HC Deb 06 July 1965 vol 715 cc1330-1
14. Mr. Wall

asked the Secretary of State for Commonwealth Relations how many British-owned farms in the Arusha area of Tanzania have had their leases terminated; whether compensation has now been agreed; and when it will be paid.

Mr. Cledwyn Hughes

According to my information, the leases of four farms owned by three British citizens have been terminated. As I informed the House on 4th May, the Tanzanian Government have stated their intention of paying compensation for unexhausted improvements. I understand that the valuations have already been completed and that a decision on the amount of compensation is likely to be taken shortly.

Mr. Wall

I welcome the steps taken by the Tanzanian Government since the cancellation of these leases, but would the Minister of State bear in mind that it is now nearly nine months since these leases were revoked? Many of the owners are in difficult circumstances in this country? Will he press the Tanzanian Government to come to a final decision over compensation as rapidly as possible?

Mr. Hughes

I realise that there has been a delay, but the hon. Gentleman will realise also that these land questions in Tanzania and elsewhere in East Africa are complicated. We are continuing to press the Tanzanian Government to give us an early decision, because we are aware of the difficulties created for these people.

Sir J. Fletcher-Cooke

First, is it a fact that some of the leases which were originally revoked have been restored to their owners? Secondly, do the Minister and his right hon. Friend the Secretary of State think that there is a long-term future for European farmers in this area? If not, would they consider, in consultation with the Government of Tanzania, introducing some scheme similar to that which has been adopted in Kenya for the orderly buying out, with their concurrence, of these farmers?

Mr. Hughes

Some of the leases in question have been restored, although obviously the hon. Gentleman would not wish me to give the details here. If he will write to me, I will let him have the details.
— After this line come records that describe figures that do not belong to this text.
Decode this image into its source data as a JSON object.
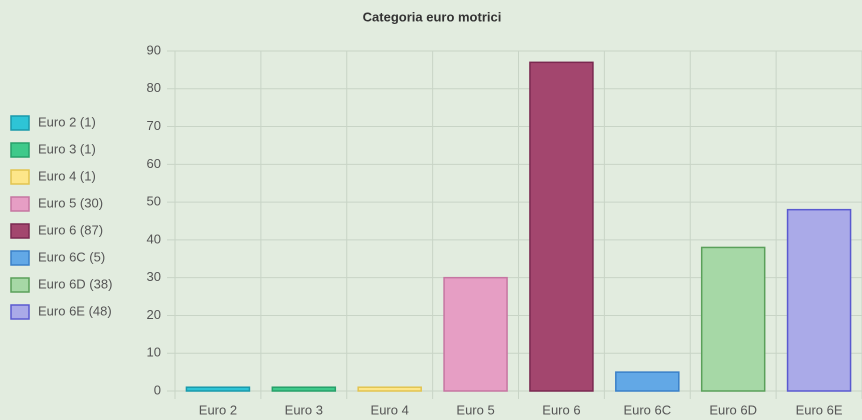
{
  "chart_data": {
    "type": "bar",
    "title": "Categoria euro motrici",
    "categories": [
      "Euro 2",
      "Euro 3",
      "Euro 4",
      "Euro 5",
      "Euro 6",
      "Euro 6C",
      "Euro 6D",
      "Euro 6E"
    ],
    "values": [
      1,
      1,
      1,
      30,
      87,
      5,
      38,
      48
    ],
    "legend_labels": [
      "Euro 2 (1)",
      "Euro 3 (1)",
      "Euro 4 (1)",
      "Euro 5 (30)",
      "Euro 6 (87)",
      "Euro 6C (5)",
      "Euro 6D (38)",
      "Euro 6E (48)"
    ],
    "colors": [
      "#2ec4d6",
      "#3ec98a",
      "#fde68a",
      "#e69ec4",
      "#a3466e",
      "#62a8e6",
      "#a6d8a6",
      "#aaaae8"
    ],
    "border_colors": [
      "#1a9aab",
      "#27a06a",
      "#e2c450",
      "#c676a2",
      "#7a2850",
      "#3a80c8",
      "#5aa05a",
      "#5a5ad0"
    ],
    "ylim": [
      0,
      90
    ],
    "yticks": [
      0,
      10,
      20,
      30,
      40,
      50,
      60,
      70,
      80,
      90
    ],
    "grid": true,
    "legend": "left"
  }
}
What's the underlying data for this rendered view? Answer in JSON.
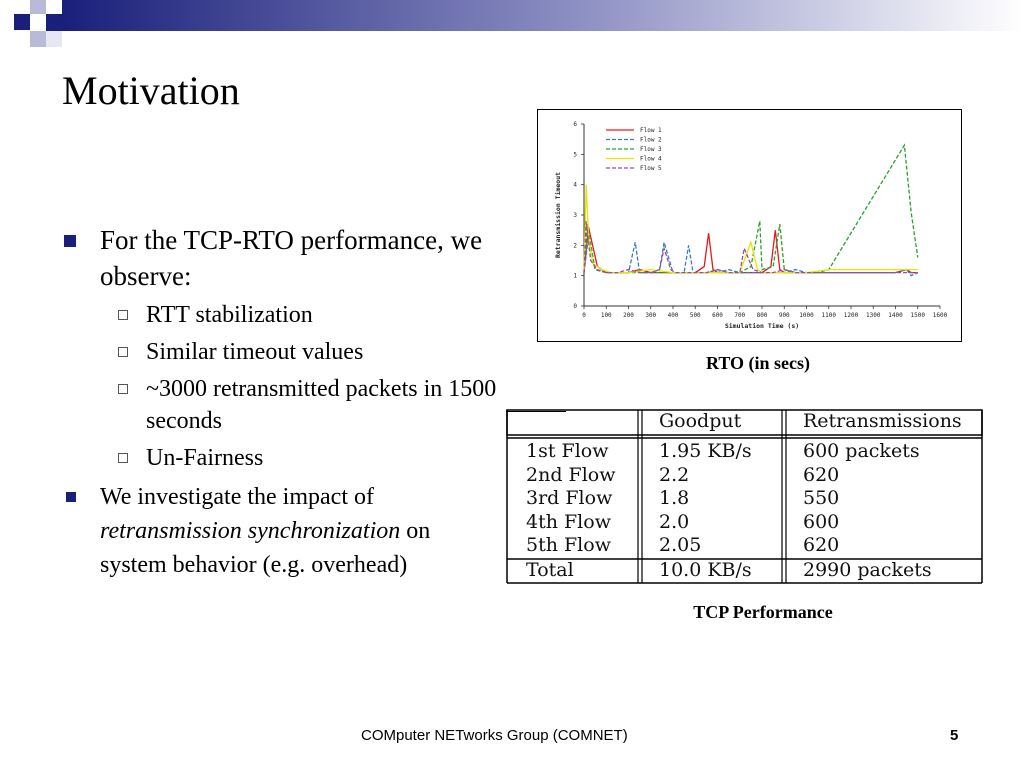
{
  "slide": {
    "title": "Motivation",
    "bullets": [
      {
        "text": "For the TCP-RTO performance, we observe:",
        "subitems": [
          "RTT stabilization",
          "Similar timeout values",
          "~3000 retransmitted packets in 1500 seconds",
          "Un-Fairness"
        ]
      }
    ],
    "bullet2": {
      "prefix": "We investigate the impact of ",
      "emphasis": "retransmission synchronization",
      "suffix": " on system behavior (e.g. overhead)"
    },
    "footer": "COMputer NETworks Group (COMNET)",
    "page_number": "5"
  },
  "figure_caption_chart": "RTO (in secs)",
  "figure_caption_table": "TCP Performance",
  "chart_data": {
    "type": "line",
    "xlabel": "Simulation Time (s)",
    "ylabel": "Retransmission Timeout",
    "xlim": [
      0,
      1600
    ],
    "ylim": [
      0,
      6
    ],
    "xticks": [
      0,
      100,
      200,
      300,
      400,
      500,
      600,
      700,
      800,
      900,
      1000,
      1100,
      1200,
      1300,
      1400,
      1500,
      1600
    ],
    "yticks": [
      0,
      1,
      2,
      3,
      4,
      5,
      6
    ],
    "legend_position": "top-left",
    "series": [
      {
        "name": "Flow 1",
        "color": "#e41a1c",
        "dash": "solid",
        "x": [
          0,
          20,
          60,
          100,
          150,
          200,
          250,
          300,
          350,
          400,
          450,
          500,
          540,
          560,
          580,
          600,
          650,
          700,
          750,
          800,
          840,
          860,
          880,
          900,
          950,
          1000,
          1050,
          1100,
          1200,
          1300,
          1400,
          1450,
          1470,
          1500
        ],
        "y": [
          1.1,
          2.6,
          1.3,
          1.1,
          1.1,
          1.1,
          1.2,
          1.1,
          1.1,
          1.1,
          1.1,
          1.1,
          1.3,
          2.4,
          1.2,
          1.1,
          1.1,
          1.1,
          1.1,
          1.1,
          1.3,
          2.5,
          1.2,
          1.1,
          1.1,
          1.1,
          1.1,
          1.1,
          1.1,
          1.1,
          1.1,
          1.2,
          1.1,
          1.1
        ]
      },
      {
        "name": "Flow 2",
        "color": "#377eb8",
        "dash": "dashed",
        "x": [
          0,
          20,
          50,
          100,
          150,
          200,
          230,
          250,
          300,
          340,
          360,
          400,
          450,
          470,
          490,
          550,
          600,
          650,
          700,
          750,
          800,
          850,
          900,
          950,
          1000,
          1050,
          1100,
          1200,
          1300,
          1400,
          1450,
          1470,
          1500
        ],
        "y": [
          1.1,
          2.3,
          1.2,
          1.1,
          1.1,
          1.1,
          2.1,
          1.1,
          1.1,
          1.2,
          2.1,
          1.1,
          1.1,
          2.0,
          1.1,
          1.1,
          1.1,
          1.2,
          1.1,
          1.1,
          1.1,
          1.1,
          1.1,
          1.2,
          1.1,
          1.1,
          1.1,
          1.1,
          1.1,
          1.1,
          1.2,
          1.0,
          1.1
        ]
      },
      {
        "name": "Flow 3",
        "color": "#2ca02c",
        "dash": "dashed",
        "x": [
          0,
          15,
          50,
          100,
          200,
          300,
          400,
          500,
          560,
          600,
          650,
          700,
          750,
          790,
          800,
          850,
          880,
          900,
          950,
          1000,
          1050,
          1100,
          1440,
          1470,
          1500
        ],
        "y": [
          1.1,
          2.7,
          1.2,
          1.1,
          1.1,
          1.1,
          1.1,
          1.1,
          1.1,
          1.2,
          1.1,
          1.1,
          1.3,
          2.8,
          1.2,
          1.3,
          2.7,
          1.2,
          1.1,
          1.1,
          1.1,
          1.2,
          5.3,
          3.1,
          1.6
        ]
      },
      {
        "name": "Flow 4",
        "color": "#e6e600",
        "dash": "solid",
        "x": [
          0,
          10,
          20,
          40,
          80,
          120,
          200,
          300,
          400,
          500,
          600,
          700,
          750,
          780,
          800,
          900,
          1000,
          1100,
          1200,
          1300,
          1400,
          1500
        ],
        "y": [
          1.2,
          4.0,
          2.3,
          1.4,
          1.2,
          1.1,
          1.1,
          1.2,
          1.1,
          1.1,
          1.1,
          1.1,
          2.1,
          1.2,
          1.1,
          1.1,
          1.1,
          1.2,
          1.2,
          1.2,
          1.2,
          1.2
        ]
      },
      {
        "name": "Flow 5",
        "color": "#984ea3",
        "dash": "dashed",
        "x": [
          0,
          10,
          30,
          60,
          100,
          150,
          200,
          250,
          300,
          340,
          360,
          390,
          410,
          450,
          500,
          550,
          600,
          650,
          700,
          720,
          760,
          800,
          850,
          900,
          950,
          1000,
          1100,
          1200,
          1300,
          1400,
          1480,
          1500
        ],
        "y": [
          1.1,
          2.8,
          1.5,
          1.2,
          1.1,
          1.1,
          1.2,
          1.1,
          1.1,
          1.2,
          1.9,
          1.2,
          1.1,
          1.1,
          1.1,
          1.1,
          1.2,
          1.1,
          1.1,
          1.9,
          1.2,
          1.1,
          1.1,
          1.2,
          1.1,
          1.1,
          1.1,
          1.1,
          1.1,
          1.1,
          1.1,
          1.1
        ]
      }
    ]
  },
  "performance_table": {
    "headers": [
      "",
      "Goodput",
      "Retransmissions"
    ],
    "rows": [
      [
        "1st Flow",
        "1.95 KB/s",
        "600 packets"
      ],
      [
        "2nd Flow",
        "2.2",
        "620"
      ],
      [
        "3rd Flow",
        "1.8",
        "550"
      ],
      [
        "4th Flow",
        "2.0",
        "600"
      ],
      [
        "5th Flow",
        "2.05",
        "620"
      ]
    ],
    "total": [
      "Total",
      "10.0 KB/s",
      "2990 packets"
    ]
  },
  "colors": {
    "bullet": "#1a1f7a",
    "banner_dark": "#1a1f7a",
    "banner_light": "#ffffff"
  }
}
On the second question, the Tanzanian Government have publicly stated that farmers, irrespective of nationality, who develop their land and comply with the normal regulations are welcome to stay in Tanzania. As a result of our representations, which were made at the highest level, the position now is that land utilisation committees are being set up by the Tanzanian Government in the various regions of the country to advise the Government on land usage matters. These Committees will be composed of appropriate Government officers and representatives of local farmers. One such committee was established in Arusha in May. This action by the Tanzanian Government will give a good deal more confidence to the farmers who are there. This is what we were anxious to achieve.